Mon Mar 29 08:20:11 PDT 2010

On Mon, Mar 29, 2010 at 1:40 PM, C. Titus Brown <ctb at msu.edu> wrote:
>> P.S.: Note that the Biopython code works with many different
>> file formats, not just FASTA and FASTQ but also things like
>> GenBank, EMBL, SwissProt, and SFF. This means that trying
>> to encode the entire file into an SQLite database is probably
>> not a good idea for us in general. Hence why we are focusing
>> on storing file offsets.
>
> Sure, and I recognize the different philosophies of BioPython
> and pygr, too.  The problem is that we're faced with ever-increasing
> fastq file size, and not so much the rest... seems like a good idea
> to optimize specifically for that!  Actually, I would be surprised if the
> additional parsing involved in handling each record dynamically
> didn't have a pretty large impact during execution of scripts
> dealing with over a few hundred thousand records.

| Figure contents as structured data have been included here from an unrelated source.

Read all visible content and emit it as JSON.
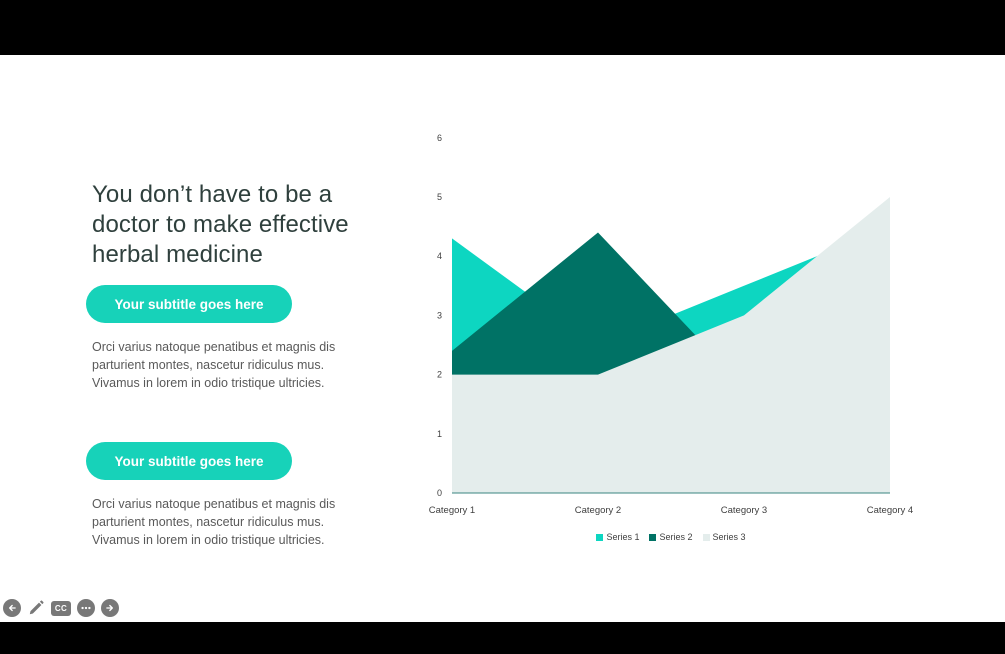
{
  "slide": {
    "title_lines": [
      "You don’t have to be a",
      "doctor to make effective",
      "herbal medicine"
    ],
    "sections": [
      {
        "pill_label": "Your subtitle goes here",
        "body_lines": [
          "Orci varius natoque penatibus et magnis dis",
          "parturient montes, nascetur ridiculus mus.",
          "Vivamus in lorem in odio tristique ultricies."
        ]
      },
      {
        "pill_label": "Your subtitle goes here",
        "body_lines": [
          "Orci varius natoque penatibus et magnis dis",
          "parturient montes, nascetur ridiculus mus.",
          "Vivamus in lorem in odio tristique ultricies."
        ]
      }
    ]
  },
  "chart_data": {
    "type": "area",
    "stacked": false,
    "categories": [
      "Category 1",
      "Category 2",
      "Category 3",
      "Category 4"
    ],
    "series": [
      {
        "name": "Series 1",
        "values": [
          4.3,
          2.5,
          3.5,
          4.5
        ],
        "color": "#0dd6c1"
      },
      {
        "name": "Series 2",
        "values": [
          2.4,
          4.4,
          1.8,
          2.8
        ],
        "color": "#007265"
      },
      {
        "name": "Series 3",
        "values": [
          2,
          2,
          3,
          5
        ],
        "color": "#e4edec"
      }
    ],
    "title": "",
    "xlabel": "",
    "ylabel": "",
    "ylim": [
      0,
      6
    ],
    "yticks": [
      0,
      1,
      2,
      3,
      4,
      5,
      6
    ],
    "grid": false,
    "legend_position": "bottom",
    "axis_color": "#3a8580",
    "tick_color": "#404040"
  },
  "colors": {
    "accent": "#17d2b9",
    "title_text": "#2f403d",
    "body_text": "#595959",
    "control_gray": "#787878"
  },
  "controls": {
    "previous": "previous slide",
    "pen": "pen tool",
    "cc_label": "CC",
    "more": "more options",
    "next": "next slide"
  }
}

There is undeniably a cost in parsing the record at some step,
either upfront when building the index or when requesting the
specific record. Which is most important will depend on your
exact use case - I have tended to find when I need to process
all (or most) of the records, I don't actually care about the order.
i.e. I can just iterate over the file without indexing.

Have you got any specific usage examples in mind which
need random access to a FASTQ file?

> The screed format supports all sorts of data (as long as it's
> sequence-linked). Maybe we'll try SFF or SwissProt.

Cool - I'm keep an eye out for another blog post from you at
some point down the line.

Peter